Belajar itu Tidak Harus di Waktu Luang Tapi Selipkanlah Belajar di saat Sibuk Agar Waktu Menjadi Barokah.

Belajar itu Tidak Harus di Waktu Luang Tapi Selipkanlah Belajar di saat Sibuk Agar Waktu Menjadi Barokah.

Belajar itu Tidak Harus di Waktu Luang Tapi Selipkanlah Belajar di saat Sibuk Agar Waktu Menjadi Barokah.

Belajar Tidak Harus melulu dengan kondisi Ideal (di kelas, di ruangan khusus), namun Terkadang di sela-sela Kesibukan itu adalah tantangan tersendiri untuk bisa memanfaatkan waktu untuk menuntut ilmu.

Allah telah menyebutkan keutamaan orang berilmu dengan firman-Nya,

يَرْفَعِ اللَّهُ الَّذِينَ آمَنُوا مِنْكُمْ وَالَّذِينَ أُوتُوا الْعِلْمَ دَرَجَاتٍ ۚ وَاللَّهُ بِمَا تَعْمَلُونَ خَبِيرٌ

“…Niscaya Allah akan meninggikan orang-orang tang beriman di antaramu dan orang-orang yang diberi ilmu pengetahuan beberapa derajat…” (QS. Al-Mujadilah: 11).

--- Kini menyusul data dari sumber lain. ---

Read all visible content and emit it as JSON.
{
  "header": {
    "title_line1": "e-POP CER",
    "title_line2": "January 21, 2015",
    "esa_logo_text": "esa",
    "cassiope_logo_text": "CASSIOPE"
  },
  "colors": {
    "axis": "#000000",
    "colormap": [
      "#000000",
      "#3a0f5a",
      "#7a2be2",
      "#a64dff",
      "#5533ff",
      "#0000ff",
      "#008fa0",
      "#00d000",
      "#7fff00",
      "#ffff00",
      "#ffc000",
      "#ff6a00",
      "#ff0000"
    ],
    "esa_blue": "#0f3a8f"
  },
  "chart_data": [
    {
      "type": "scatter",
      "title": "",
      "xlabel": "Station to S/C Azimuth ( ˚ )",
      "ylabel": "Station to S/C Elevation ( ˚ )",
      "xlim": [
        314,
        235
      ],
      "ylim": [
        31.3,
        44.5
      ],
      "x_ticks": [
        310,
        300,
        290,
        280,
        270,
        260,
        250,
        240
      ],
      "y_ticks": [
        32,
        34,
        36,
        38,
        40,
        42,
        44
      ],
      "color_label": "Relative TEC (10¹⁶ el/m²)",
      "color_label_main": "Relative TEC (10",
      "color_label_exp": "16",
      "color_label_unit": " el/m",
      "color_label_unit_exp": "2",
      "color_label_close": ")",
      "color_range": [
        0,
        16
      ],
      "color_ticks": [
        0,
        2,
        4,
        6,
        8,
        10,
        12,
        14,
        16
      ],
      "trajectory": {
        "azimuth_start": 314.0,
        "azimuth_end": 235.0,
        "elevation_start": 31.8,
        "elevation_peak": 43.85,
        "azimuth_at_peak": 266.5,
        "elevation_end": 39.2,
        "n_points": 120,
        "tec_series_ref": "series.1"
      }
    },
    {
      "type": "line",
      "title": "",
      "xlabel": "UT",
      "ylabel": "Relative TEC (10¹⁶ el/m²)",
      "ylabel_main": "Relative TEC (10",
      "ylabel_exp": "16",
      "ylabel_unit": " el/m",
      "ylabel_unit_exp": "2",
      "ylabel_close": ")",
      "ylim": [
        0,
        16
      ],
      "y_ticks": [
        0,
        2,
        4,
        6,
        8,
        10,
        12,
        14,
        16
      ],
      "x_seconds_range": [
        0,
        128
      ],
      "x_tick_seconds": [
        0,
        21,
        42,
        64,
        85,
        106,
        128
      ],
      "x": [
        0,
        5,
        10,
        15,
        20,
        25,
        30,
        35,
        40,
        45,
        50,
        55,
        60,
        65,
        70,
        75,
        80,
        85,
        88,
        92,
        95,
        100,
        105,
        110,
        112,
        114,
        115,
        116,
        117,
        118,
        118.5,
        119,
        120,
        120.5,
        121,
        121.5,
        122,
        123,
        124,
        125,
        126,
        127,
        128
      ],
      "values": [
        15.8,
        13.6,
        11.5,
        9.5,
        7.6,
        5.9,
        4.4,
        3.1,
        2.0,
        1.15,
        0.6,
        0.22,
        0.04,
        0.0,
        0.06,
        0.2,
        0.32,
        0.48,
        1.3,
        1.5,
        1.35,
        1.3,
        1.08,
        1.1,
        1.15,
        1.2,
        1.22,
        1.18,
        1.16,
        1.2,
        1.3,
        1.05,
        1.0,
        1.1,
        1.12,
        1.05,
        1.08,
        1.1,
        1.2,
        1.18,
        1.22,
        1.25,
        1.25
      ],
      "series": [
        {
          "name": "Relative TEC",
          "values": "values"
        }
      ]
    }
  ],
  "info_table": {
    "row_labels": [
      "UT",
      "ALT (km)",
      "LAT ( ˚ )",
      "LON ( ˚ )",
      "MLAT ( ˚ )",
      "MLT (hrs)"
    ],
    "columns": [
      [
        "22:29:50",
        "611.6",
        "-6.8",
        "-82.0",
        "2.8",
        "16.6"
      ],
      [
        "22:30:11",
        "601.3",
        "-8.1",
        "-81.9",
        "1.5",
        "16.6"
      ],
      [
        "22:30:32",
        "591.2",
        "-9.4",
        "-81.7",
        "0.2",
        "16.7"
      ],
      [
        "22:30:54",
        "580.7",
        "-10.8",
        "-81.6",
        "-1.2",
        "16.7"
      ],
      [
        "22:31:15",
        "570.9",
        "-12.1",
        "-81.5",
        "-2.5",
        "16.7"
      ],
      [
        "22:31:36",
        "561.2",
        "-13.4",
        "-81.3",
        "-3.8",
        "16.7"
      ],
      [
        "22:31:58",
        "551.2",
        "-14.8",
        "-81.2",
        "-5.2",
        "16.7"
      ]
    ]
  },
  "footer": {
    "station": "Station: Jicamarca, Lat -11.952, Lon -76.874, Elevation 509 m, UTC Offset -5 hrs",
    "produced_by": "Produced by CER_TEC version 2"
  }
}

Allah Subhanahu wa ta’ala juga berfirman menjelaskan keutamaan ilmu,

وَعَلَّمَكَ مَا لَمْ تَكُنْ تَعْلَمُ ۚ وَكَانَ فَضْلُ اللَّهِ عَلَيْكَ عَظِيمًا

“…Dan telah mengajarkan kepadamu apa yang belum kamu ketahui. Dan adalah karunia Allah sangat besar atasmu.” (QS. An-Nisa : 113).

عَنْ أَبِي أُمَامَةَ الْبَاهِلِيِّ قَالَ : ذُكِرَ لِرَسُولِ اللَّهِ صَلَّى اللَّهُ عَلَيْهِ وَسَلَّمَ رَجُلَانِ : أَحَدُهُمَا عَابِدٌ، وَالْآخَرُ عَالِمٌ، فَقَالَ رَسُولُ اللَّهِ صَلَّى اللَّهُ عَلَيْهِ وَسَلَّمَ : ” فَضْلُ الْعَالِمِ عَلَى الْعَابِدِ كَفَضْلِي عَلَى أَدْنَاكُمْ “. ثُمَّ قَالَ رَسُولُ اللَّهِ صَلَّى اللَّهُ عَلَيْهِ وَسَلَّمَ : ” إِنَّ اللَّهَ، وَمَلَائِكَتَهُ، وَأَهْلَ السَّمَاوَاتِ، وَالْأَرَضِينَ، حَتَّى النَّمْلَةَ فِي جُحْرِهَا، وَحَتَّى الْحُوتَ ؛ لَيُصَلُّونَ عَلَى مُعَلِّمِ النَّاسِ الْخَيْرَ “.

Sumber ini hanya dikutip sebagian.